Donna Summer @ Meadowbrook

Donna Summer
Meadowbrook U.S. Cellular Pavillion
Gilford, New Hampshire
July 8, 2008

Disco diva Donna Summer hasn’t heard the news, apparently. The album is dead, the song is king – or in her case, queen.

Performing the eighth show of her U.S. tour, Summer devoted more than half the night to selections from her first CD of new material in 17 years.  She’d warned in a recent interview that she planned to use her big hits, like “Hot Stuff” and “Last Dance,” as chips sprinkled in a freshly baked cookie of new music.

It’s a safe wager that the mostly-female crowd would have gladly skipped the carbs and gone for the whole chocolate bar.  If that was the case, they weren’t letting on, and to Summer’s credit, she knew when to deliver the sweet stuff.

Dressed in a sparking blue ballroom gown and arm-length matching gloves, she began the show with “The Queen Is Back” from the new album, and quickly segued into “I Feel Love,” followed by an energetic “Dim All the Lights.”

“I’m A Fire,” another selection from “Crayons,” featured a thumping bass line that recalled Summer’s disco days, and was the first new selection to get the crowd standing.

The tepid “Sand At My Feet” soon had them sitting again.

She brought a five-piece band, with two backup singers and three dancers (who wore themselves out with costumer changes).  She used several electronic panels spread across the stage to good effect, providing moment-to-moment visual cues with every song. “On the Radio” evoked nostalgia for a bygone age with graphics of radio dials, morphing into pulsing disco lights.

Just before intermission, Summer played two of the best tracks from “Crayons” – the bouncy samba “Brazil” and the title song – the latter, a ska-infused romp.   The first set closed with “Mr. Music,” which included a wistful montage of Summer’s record covers over the years.

“Enough is Enough (No More Tears),” her empowering 1979 duet with Barbra Streisand, kicked off the concert’s second half, and like a lot of the evening’s selections, the beat was noticeably (and unnecessarily)  faster than the original.  She followed that with another hit – one of the oddest disco cover songs of all time – “MacArthur Park,” which showed off Summer’s operatic singing range to great effect, and was one of the evening’s highlights.

The middle of set two slumped a bit.  Summer seemed to have difficulty with her self-described “diva moment.”  Her attempts to explain a ‘was this all worth it?’ epiphany were drowned out with “you go, girl” cheers, shouts and song requests.
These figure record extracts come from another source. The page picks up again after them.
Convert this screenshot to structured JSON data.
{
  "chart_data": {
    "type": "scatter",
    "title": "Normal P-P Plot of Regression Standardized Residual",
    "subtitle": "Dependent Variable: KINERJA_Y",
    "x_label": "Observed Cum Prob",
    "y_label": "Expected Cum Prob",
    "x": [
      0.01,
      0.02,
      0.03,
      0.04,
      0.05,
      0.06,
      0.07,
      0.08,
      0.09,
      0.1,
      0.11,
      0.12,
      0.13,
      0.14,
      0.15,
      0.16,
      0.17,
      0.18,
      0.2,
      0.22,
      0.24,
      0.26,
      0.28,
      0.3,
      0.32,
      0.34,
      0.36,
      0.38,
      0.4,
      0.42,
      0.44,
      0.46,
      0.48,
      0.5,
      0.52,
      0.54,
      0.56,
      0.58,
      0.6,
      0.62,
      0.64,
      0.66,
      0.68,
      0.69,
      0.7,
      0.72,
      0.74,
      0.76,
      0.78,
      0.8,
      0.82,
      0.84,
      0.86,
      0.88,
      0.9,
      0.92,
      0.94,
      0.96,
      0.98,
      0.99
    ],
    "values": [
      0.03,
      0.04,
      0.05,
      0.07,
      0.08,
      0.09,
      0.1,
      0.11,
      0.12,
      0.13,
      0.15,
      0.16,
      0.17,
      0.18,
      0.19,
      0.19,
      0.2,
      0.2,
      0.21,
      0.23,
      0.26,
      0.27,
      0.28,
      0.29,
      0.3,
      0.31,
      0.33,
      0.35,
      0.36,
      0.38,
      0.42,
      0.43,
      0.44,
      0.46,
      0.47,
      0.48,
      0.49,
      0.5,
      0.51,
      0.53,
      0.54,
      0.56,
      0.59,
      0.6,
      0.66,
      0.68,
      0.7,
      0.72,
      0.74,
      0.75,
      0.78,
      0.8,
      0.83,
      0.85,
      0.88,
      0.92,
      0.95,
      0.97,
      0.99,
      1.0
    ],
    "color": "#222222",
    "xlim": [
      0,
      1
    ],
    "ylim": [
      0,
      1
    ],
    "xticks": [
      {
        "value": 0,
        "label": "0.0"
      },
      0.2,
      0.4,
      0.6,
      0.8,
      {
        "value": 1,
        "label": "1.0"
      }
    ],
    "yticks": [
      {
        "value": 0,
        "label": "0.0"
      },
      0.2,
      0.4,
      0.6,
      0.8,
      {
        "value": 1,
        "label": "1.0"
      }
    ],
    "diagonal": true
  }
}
She did another new tune, “Be Myself Again,” touted as new album’s centerpiece, but it’s more than a long shot that anyone will ever hear it again after this concert (unless they buy “Crayons” – another dodgy bet).

Likewise, “Slide Over Backwards,” featuring the fictional Hattie Mae, proprietor of a mock New Orleans bar, fell flat when Summer left the stage for a costume change and let one of her backup singers solo for a song.

She recovered from this small disaster with a one-two-three punch of “She Works Hard For the Money,” “Bad Girls” and “Hot Stuff” – the last given a modern sheen with Randy Mitchell’s screaming lead guitar work.

She encored with a not-so-subtle bow to David Bowie (‘Fame (The Game)”), augmented with a photo montage of Billie Holliday, Jimi Hendrix, Marilyn Monroe and John Lennon, along with head shots from Hollywood’s golden age.

“Last Dance” was, appropriately enough, Summer’s final bow of the night, and provided the first glimpse of that ubiquitous Seventies icon, the disco ball. Tellingly, the mirrored ball fragmented into several pieces behind Summer as she wrapped things up, gave a half-hearted wave and shuffled off the stage.

She’d played most of her familiar songs (“Love to Love You Baby,” “Sunset People” and “The Wanderer” were among the missing), but in the end it still felt frustrating.  The sad fact is today’s fans attend one or two shows a year; they expect the hits, not a musical sales pitch.

For its part, the Meadowbrook U.S. Cellular Pavilion is the concert venue equivalent of a scrappy Indie rock band, working harder and delivering better than the competition.  They sell their own tickets with reasonable service charges, don’t charge for parking, have a friendly, engaging staff, and a wide array of affordable food and beverage choices.

The acoustics are excellent for an outdoor facility and they even make a top-shelf margarita that puts a few Mexican restaurants to shame.